LITERARY FRAUDS
Over the past five years there have been a number of best-selling memoirs that turned out to be literary frauds. Below is a list of the most notable ones:
- “A Million Little Pieces” by James Frey
- “Misha: A Memoire of the Holocaust Years” by Misha Defonseca
- “Love and Consequences” by Margaret B. Jones
- “Angel at the Fence” by Herman Rosenblat
- “The Thieves of Manhattan” by Adam Langer
- “Last Train From Hiroshima” by Charles Pellegrino
- “Three Cups of Tea” by Greg Mortenson
Each of these memoirs were embellished with fabrications; lies about events the authors said happened which did not happen. Memoirs are a natural depositing place for fabrications, especially about events to which all the parties are dead or untraceable except for the author. Publishing houses, especially Random House and its subsidiaries, has a sordid history of not vetting, “fact-checking,” memoirs submitted to them for publication, particularly memoirs involving authors with whom Random House has a longstanding relationship.

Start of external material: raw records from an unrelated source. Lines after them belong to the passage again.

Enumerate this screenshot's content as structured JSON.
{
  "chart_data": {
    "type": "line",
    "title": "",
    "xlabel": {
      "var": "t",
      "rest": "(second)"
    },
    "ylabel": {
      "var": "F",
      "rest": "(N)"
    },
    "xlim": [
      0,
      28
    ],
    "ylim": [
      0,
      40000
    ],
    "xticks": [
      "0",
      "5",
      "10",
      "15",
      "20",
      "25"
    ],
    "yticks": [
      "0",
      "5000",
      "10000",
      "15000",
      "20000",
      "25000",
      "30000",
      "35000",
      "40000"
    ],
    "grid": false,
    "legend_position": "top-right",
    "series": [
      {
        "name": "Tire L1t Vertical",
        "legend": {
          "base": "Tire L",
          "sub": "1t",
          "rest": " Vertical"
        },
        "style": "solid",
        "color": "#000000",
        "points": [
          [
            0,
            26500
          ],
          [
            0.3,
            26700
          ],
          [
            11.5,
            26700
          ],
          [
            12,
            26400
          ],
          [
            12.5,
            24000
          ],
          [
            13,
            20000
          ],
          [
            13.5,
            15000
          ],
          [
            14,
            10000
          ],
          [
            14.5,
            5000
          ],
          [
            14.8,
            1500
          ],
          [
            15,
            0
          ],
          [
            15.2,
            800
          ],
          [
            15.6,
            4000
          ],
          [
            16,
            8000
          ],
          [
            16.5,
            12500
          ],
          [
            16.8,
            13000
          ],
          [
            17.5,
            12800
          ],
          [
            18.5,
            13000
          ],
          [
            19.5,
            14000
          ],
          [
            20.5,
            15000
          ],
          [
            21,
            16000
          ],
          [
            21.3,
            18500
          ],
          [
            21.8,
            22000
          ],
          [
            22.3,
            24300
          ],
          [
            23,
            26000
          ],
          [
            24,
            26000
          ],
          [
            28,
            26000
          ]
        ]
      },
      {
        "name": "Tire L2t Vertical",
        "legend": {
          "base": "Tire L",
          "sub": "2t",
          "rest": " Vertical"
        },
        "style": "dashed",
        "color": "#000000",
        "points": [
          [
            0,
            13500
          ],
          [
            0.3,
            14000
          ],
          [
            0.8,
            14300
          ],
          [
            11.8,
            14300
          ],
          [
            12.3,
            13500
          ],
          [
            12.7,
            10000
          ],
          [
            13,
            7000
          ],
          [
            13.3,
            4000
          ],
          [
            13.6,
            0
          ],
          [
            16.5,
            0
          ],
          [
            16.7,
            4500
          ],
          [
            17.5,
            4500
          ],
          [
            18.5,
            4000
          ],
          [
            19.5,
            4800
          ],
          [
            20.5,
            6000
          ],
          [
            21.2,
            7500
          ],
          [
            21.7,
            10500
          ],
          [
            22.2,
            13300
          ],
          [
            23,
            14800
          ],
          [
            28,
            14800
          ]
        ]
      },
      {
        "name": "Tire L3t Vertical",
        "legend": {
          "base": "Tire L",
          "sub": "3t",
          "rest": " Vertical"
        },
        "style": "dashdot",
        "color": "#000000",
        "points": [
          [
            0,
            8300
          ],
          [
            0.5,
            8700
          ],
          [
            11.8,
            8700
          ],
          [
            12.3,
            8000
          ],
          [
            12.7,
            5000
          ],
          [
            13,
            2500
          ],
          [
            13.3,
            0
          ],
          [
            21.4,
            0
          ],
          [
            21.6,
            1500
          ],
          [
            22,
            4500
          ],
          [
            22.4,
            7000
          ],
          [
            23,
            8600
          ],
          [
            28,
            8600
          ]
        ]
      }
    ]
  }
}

Wilbert Rideau and his 2010 memoir, “In The Place of Justice,” is a prime example. Random House fact-checkers certainly did not vet Rideau’s memoir which is littered with factual errors and outrageous fabrications which could have discredited with a few telephone calls. I would venture a guess that Rideau’s editor and Random House fact-checkers were so dizzy, or perhaps enthralled, by wading through one embellishment after another in the manuscript that they could not distinguish fact from fiction. Below is a list of Rideau’s more glaring fabrications and factual errors in his memoir:
- Lied that a parole board chairwoman secured executive clemency for two convicted murders from Gov. Edwin Edwards in March 1988 as a favor to Rideau.

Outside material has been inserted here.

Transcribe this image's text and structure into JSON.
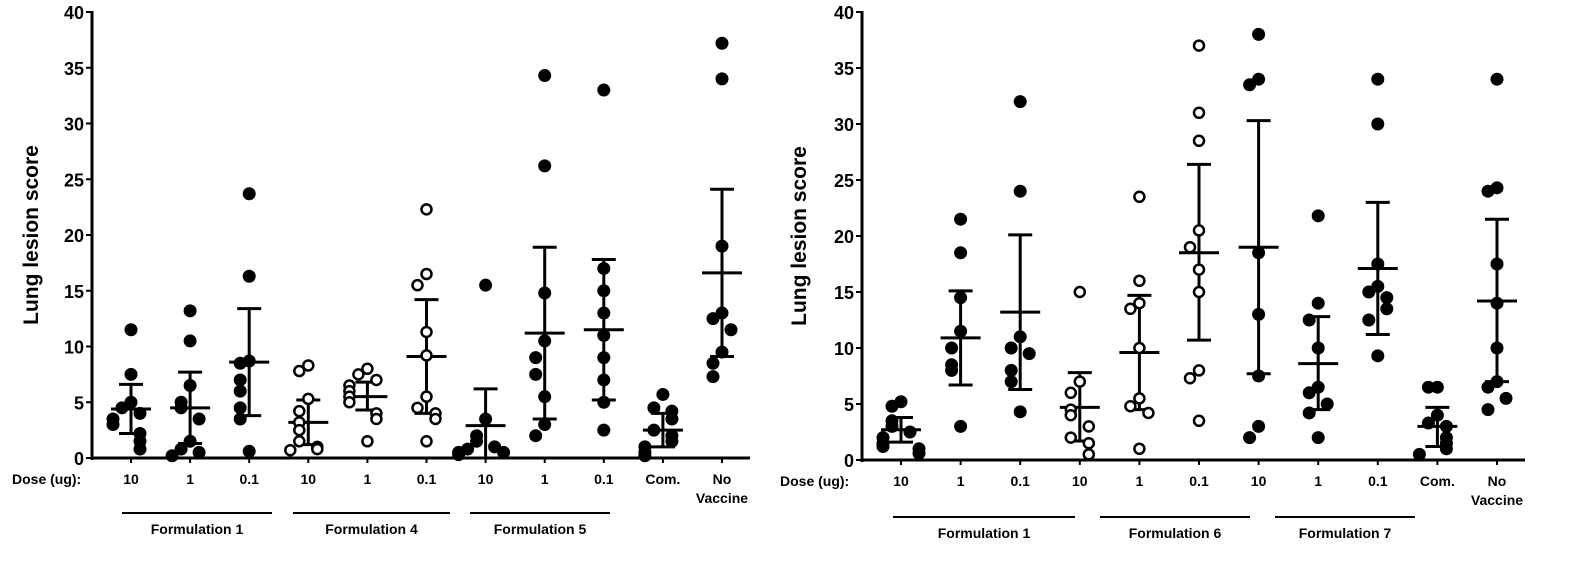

- Lied that a pardon board member regularly visited him in The Angolite office in 1987 and divulged to Rideau all the confidential workings of the board.
- Lied about conversations and events involving two former Angola wardens, Ross Maggio and John Whitley, in an effort to enhance his power and influence at the state penitentiary
- Lied that The Angolite in 1989 took on a sitting federal judge and a sitting governor, forcing them to take actions they would not have taken except for pressure from the prison magazine.
- Lied that The Angolite influenced a 1989 State Police investigation into corruption at the state penitentiary.
- Lied that The Angolite forced the state legislature to change the state’s method of execution from the electric chair to lethal injection.
- Lied that The Angolite was not involved in a massive 1986 pardons-selling scheme when one of the magazine’s staffers bought a pardon.
- Misidentified a Kansas City Catholic bishop with a Baton Rouge Catholic bishop who was a proven pedophile.
- Misrepresented that both Gov. Dave Treen and Gov. Edwards were in office the same year, stating that both brought about pressure against The Angolite.
These are some of the more patently ridiculous fabrications/factual errors in Rideau’s memoir—and all of them are worse than, or at least comparable to, the fabrications that discredited the other memoirs cited in this article. Rideau’s fabrications/factual errors could easily be established with one day of investigation. But the mainstream media does not have an appetite for this kind of messy affair; after all, it was the media who created Rideau and continues to promote him.
Still, I will leave the challenge hanging out for any interested person—disapprove any of the fabrications/factual errors I have leveled against Rideau’s memoir. They cannot.